NC Offshore Wind Is No Flight of Fancy

Guest Blog | May 13, 2011 | Energy Policy

“First in Flight.” North Carolina will forever be branded by this motto because of that fortuitous flight in 1901 when the Wright Brothers made history and tamed the skies. The coastal winds that lifted the Kitty Hawk Flyer off the ground and launched the aviation revolution at the start of the 20th century are the same that can launch North Carolina’s offshore wind industry into a 21st Century clean energy revolution.

Modern wind turbines are large, but can power up to 1,000 homes
Modern wind turbines are large, but can power up to 1,000 homes

Perhaps by coincidence, this clean energy revolution could be linked even further with the aviation theme. On April 20th, North Carolina state Senator Fletcher L. Hartsell (Republican – Cabarrus, Iredell counties) introduced Senate Bill 747 – the Offshore Wind Jobs and Economic Development Act – which shares a number with Boeing’s 747, one of the world’s most recognizable aircrafts. North Carolina’s offshore wind resources are some of the best in North America and SB 747 would help up to 2,500 megawatts of offshore wind energy capacity takeoff by 2027. For comparison, 2,500 megawatts is just shy of the global offshore wind capacity currently installed and is similar in capacity to two large nuclear power plants.
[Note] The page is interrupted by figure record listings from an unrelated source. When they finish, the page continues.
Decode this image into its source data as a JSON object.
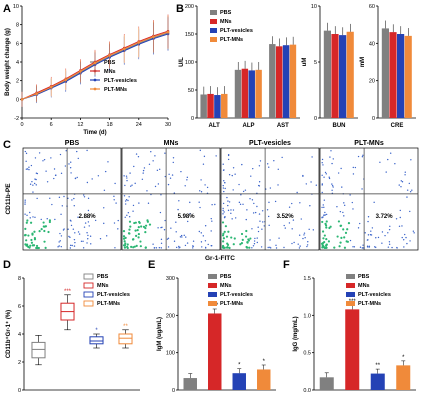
{
  "panels": {
    "A": "A",
    "B": "B",
    "C": "C",
    "D": "D",
    "E": "E",
    "F": "F"
  },
  "colors": {
    "PBS": "#808080",
    "MNs": "#d62728",
    "PLT-vesicles": "#2442b5",
    "PLT-MNs": "#f08a3a"
  },
  "chart_data": [
    {
      "panel": "A",
      "type": "line",
      "xlabel": "Time (d)",
      "ylabel": "Body weight change (g)",
      "x": [
        0,
        3,
        6,
        9,
        12,
        15,
        18,
        21,
        24,
        27,
        30
      ],
      "xticks": [
        "0",
        "6",
        "12",
        "18",
        "24",
        "30"
      ],
      "xlim": [
        0,
        30
      ],
      "ylim": [
        -2,
        10
      ],
      "yticks": [
        "-2",
        "0",
        "2",
        "4",
        "6",
        "8",
        "10"
      ],
      "series": [
        {
          "name": "PBS",
          "marker": "square",
          "values": [
            0.0,
            0.6,
            1.3,
            2.0,
            2.9,
            3.8,
            4.6,
            5.3,
            6.0,
            6.6,
            7.1
          ]
        },
        {
          "name": "MNs",
          "marker": "circle",
          "values": [
            0.0,
            0.7,
            1.4,
            2.2,
            3.1,
            4.0,
            4.8,
            5.5,
            6.2,
            6.8,
            7.3
          ]
        },
        {
          "name": "PLT-vesicles",
          "marker": "triangle",
          "values": [
            0.0,
            0.5,
            1.2,
            1.9,
            2.8,
            3.7,
            4.5,
            5.2,
            5.9,
            6.5,
            7.0
          ]
        },
        {
          "name": "PLT-MNs",
          "marker": "triangle-down",
          "values": [
            0.0,
            0.6,
            1.3,
            2.1,
            3.0,
            3.9,
            4.7,
            5.4,
            6.1,
            6.7,
            7.2
          ]
        }
      ]
    },
    {
      "panel": "B-liver",
      "type": "bar",
      "ylabel": "U/L",
      "ylim": [
        0,
        200
      ],
      "yticks": [
        "0",
        "50",
        "100",
        "150",
        "200"
      ],
      "categories": [
        "ALT",
        "ALP",
        "AST"
      ],
      "series": [
        {
          "name": "PBS",
          "values": [
            42,
            86,
            132
          ]
        },
        {
          "name": "MNs",
          "values": [
            43,
            88,
            128
          ]
        },
        {
          "name": "PLT-vesicles",
          "values": [
            41,
            85,
            130
          ]
        },
        {
          "name": "PLT-MNs",
          "values": [
            43,
            86,
            131
          ]
        }
      ]
    },
    {
      "panel": "B-bun",
      "type": "bar",
      "ylabel": "uM",
      "ylim": [
        0,
        10
      ],
      "yticks": [
        "0",
        "5",
        "10"
      ],
      "categories": [
        "BUN"
      ],
      "series": [
        {
          "name": "PBS",
          "values": [
            7.8
          ]
        },
        {
          "name": "MNs",
          "values": [
            7.5
          ]
        },
        {
          "name": "PLT-vesicles",
          "values": [
            7.4
          ]
        },
        {
          "name": "PLT-MNs",
          "values": [
            7.7
          ]
        }
      ]
    },
    {
      "panel": "B-cre",
      "type": "bar",
      "ylabel": "mM",
      "ylim": [
        0,
        60
      ],
      "yticks": [
        "0",
        "20",
        "40",
        "60"
      ],
      "categories": [
        "CRE"
      ],
      "series": [
        {
          "name": "PBS",
          "values": [
            48
          ]
        },
        {
          "name": "MNs",
          "values": [
            46
          ]
        },
        {
          "name": "PLT-vesicles",
          "values": [
            45
          ]
        },
        {
          "name": "PLT-MNs",
          "values": [
            44
          ]
        }
      ]
    },
    {
      "panel": "C",
      "type": "scatter",
      "xlabel": "Gr-1-FITC",
      "ylabel": "CD11b-PE",
      "plots": [
        {
          "title": "PBS",
          "quadrant_value": "2.88%"
        },
        {
          "title": "MNs",
          "quadrant_value": "5.98%"
        },
        {
          "title": "PLT-vesicles",
          "quadrant_value": "3.52%"
        },
        {
          "title": "PLT-MNs",
          "quadrant_value": "3.72%"
        }
      ]
    },
    {
      "panel": "D",
      "type": "box",
      "ylabel": "CD11b⁺Gr-1⁺ (%)",
      "ylim": [
        0,
        8
      ],
      "yticks": [
        "0",
        "2",
        "4",
        "6",
        "8"
      ],
      "groups": [
        {
          "name": "PBS",
          "whisker_low": 1.8,
          "q1": 2.3,
          "median": 2.9,
          "q3": 3.4,
          "whisker_high": 3.9,
          "sig": ""
        },
        {
          "name": "MNs",
          "whisker_low": 4.3,
          "q1": 5.0,
          "median": 5.6,
          "q3": 6.2,
          "whisker_high": 6.8,
          "sig": "***"
        },
        {
          "name": "PLT-vesicles",
          "whisker_low": 3.0,
          "q1": 3.3,
          "median": 3.5,
          "q3": 3.8,
          "whisker_high": 4.0,
          "sig": "*"
        },
        {
          "name": "PLT-MNs",
          "whisker_low": 3.0,
          "q1": 3.3,
          "median": 3.7,
          "q3": 4.0,
          "whisker_high": 4.3,
          "sig": "**"
        }
      ]
    },
    {
      "panel": "E",
      "type": "bar",
      "ylabel": "IgM (ug/mL)",
      "ylim": [
        0,
        300
      ],
      "yticks": [
        "0",
        "100",
        "200",
        "300"
      ],
      "groups": [
        "PBS",
        "MNs",
        "PLT-vesicles",
        "PLT-MNs"
      ],
      "values": [
        32,
        205,
        45,
        55
      ],
      "sig": [
        "",
        "***",
        "*",
        "*"
      ]
    },
    {
      "panel": "F",
      "type": "bar",
      "ylabel": "IgG (mg/mL)",
      "ylim": [
        0,
        1.5
      ],
      "yticks": [
        "0.0",
        "0.5",
        "1.0",
        "1.5"
      ],
      "groups": [
        "PBS",
        "MNs",
        "PLT-vesicles",
        "PLT-MNs"
      ],
      "values": [
        0.17,
        1.08,
        0.22,
        0.33
      ],
      "sig": [
        "",
        "***",
        "**",
        "*"
      ]
    }
  ]
}
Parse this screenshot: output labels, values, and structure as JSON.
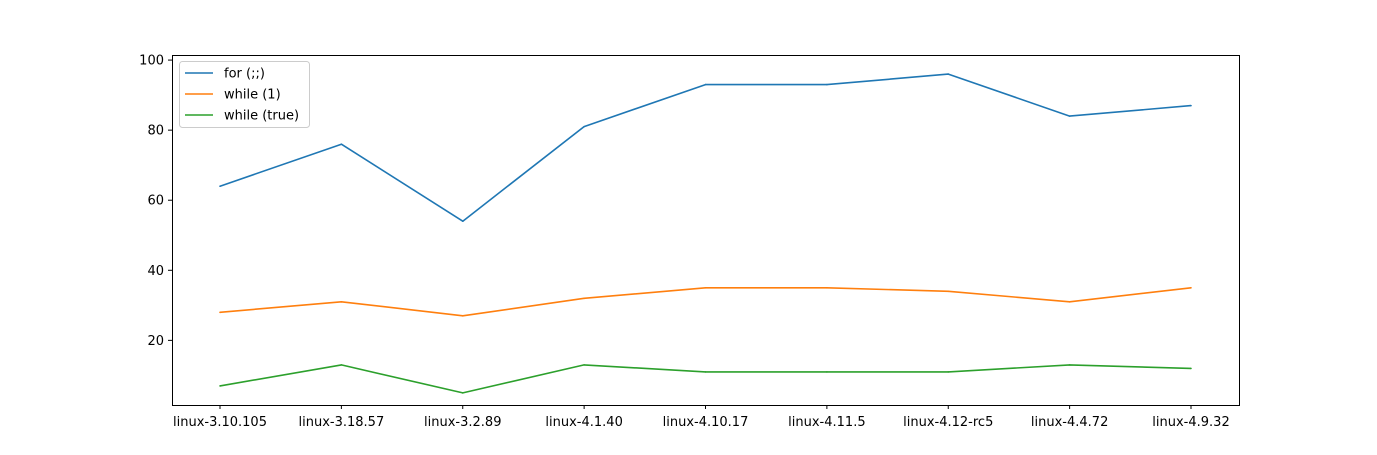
{
  "chart_data": {
    "type": "line",
    "title": "",
    "xlabel": "",
    "ylabel": "",
    "categories": [
      "linux-3.10.105",
      "linux-3.18.57",
      "linux-3.2.89",
      "linux-4.1.40",
      "linux-4.10.17",
      "linux-4.11.5",
      "linux-4.12-rc5",
      "linux-4.4.72",
      "linux-4.9.32"
    ],
    "ylim": [
      1.55,
      101.45
    ],
    "yticks": [
      20,
      40,
      60,
      80,
      100
    ],
    "grid": false,
    "legend_position": "top-left",
    "series": [
      {
        "name": "for (;;)",
        "color": "#1f77b4",
        "values": [
          64,
          76,
          54,
          81,
          93,
          93,
          96,
          84,
          87
        ]
      },
      {
        "name": "while (1)",
        "color": "#ff7f0e",
        "values": [
          28,
          31,
          27,
          32,
          35,
          35,
          34,
          31,
          35
        ]
      },
      {
        "name": "while (true)",
        "color": "#2ca02c",
        "values": [
          7,
          13,
          5,
          13,
          11,
          11,
          11,
          13,
          12
        ]
      }
    ]
  }
}
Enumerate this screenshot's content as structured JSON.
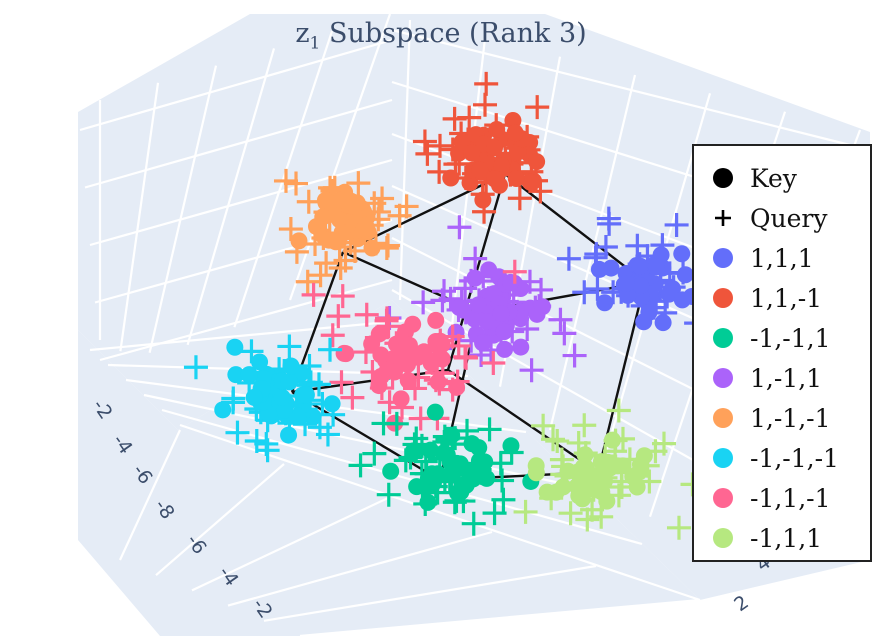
{
  "title_main": "z",
  "title_sub": "1",
  "title_rest": " Subspace (Rank 3)",
  "chart_data": {
    "type": "scatter3d",
    "title": "z1 Subspace (Rank 3)",
    "legend": {
      "position": "right",
      "markers": [
        {
          "name": "Key",
          "symbol": "circle",
          "color": "#000000"
        },
        {
          "name": "Query",
          "symbol": "cross",
          "color": "#000000"
        }
      ]
    },
    "series": [
      {
        "name": "1,1,1",
        "color": "#636efa",
        "center": [
          1,
          1,
          1
        ]
      },
      {
        "name": "1,1,-1",
        "color": "#ef553b",
        "center": [
          1,
          1,
          -1
        ]
      },
      {
        "name": "-1,-1,1",
        "color": "#00cc96",
        "center": [
          -1,
          -1,
          1
        ]
      },
      {
        "name": "1,-1,1",
        "color": "#ab63fa",
        "center": [
          1,
          -1,
          1
        ]
      },
      {
        "name": "1,-1,-1",
        "color": "#ffa15a",
        "center": [
          1,
          -1,
          -1
        ]
      },
      {
        "name": "-1,-1,-1",
        "color": "#19d3f3",
        "center": [
          -1,
          -1,
          -1
        ]
      },
      {
        "name": "-1,1,-1",
        "color": "#ff6692",
        "center": [
          -1,
          1,
          -1
        ]
      },
      {
        "name": "-1,1,1",
        "color": "#b6e880",
        "center": [
          -1,
          1,
          1
        ]
      }
    ],
    "cube_edges": true,
    "axis_ticks_left": [
      "-2",
      "-4",
      "-6",
      "-8",
      "-6",
      "-4",
      "-2"
    ],
    "axis_ticks_right": [
      "4",
      "2"
    ],
    "grid": true
  }
}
The similarities between SB 747, offshore wind, the First in Flight state, wind energy and the aviation industry don’t stop there. For example, as the aviation industry has progressed from bi-wing planes to super-sonic jets, wind turbines have also advanced significantly – from the early windmills used to grind grain to an offshore wind turbine that can generate enough electricity for more than 1,000 homes. And just as a Boeing 747 in flight is difficult to see, most offshore wind turbines are barely visible to viewers on the coast.

The wind industry and the aviation industry even share some technological similarities:  wind turbine blades are essentially longer versions of airplane wings. The airfoil technology gets adapted to achieve the desired outcome – for providing maximum lift for flight, or for slipping through the air with minimal effort to provide electricity.

Wind turbines and airplanes both use airfoils to create lift.
Wind turbines and airplanes both use airfoils to create lift.

Building upon the theme further, while North Carolina wasn’t the birthplace of aviation (thanks to Ohio for making this blog post work), nor will it be the birthplace for offshore wind – that honor is held by Denmark. In 1991, that country erected the Vindeby offshore wind farm:  eleven offshore wind turbines with a cumulative capacity of just five megawatts – mere seashells compared to today’s projects that can reach gigawatt-scale (1,000 megawatts).

Even though North Carolina won’t be the birthplace for offshore wind, it has the potential to be the best at it. The Offshore Wind Jobs and Economic Development Act (SB 747) and other policies promoting offshore wind research, development and installation would go a long way in making sure the offshore wind industry doesn’t stall and that it really spreads its wings in North Carolina. And that’s no flight of fancy.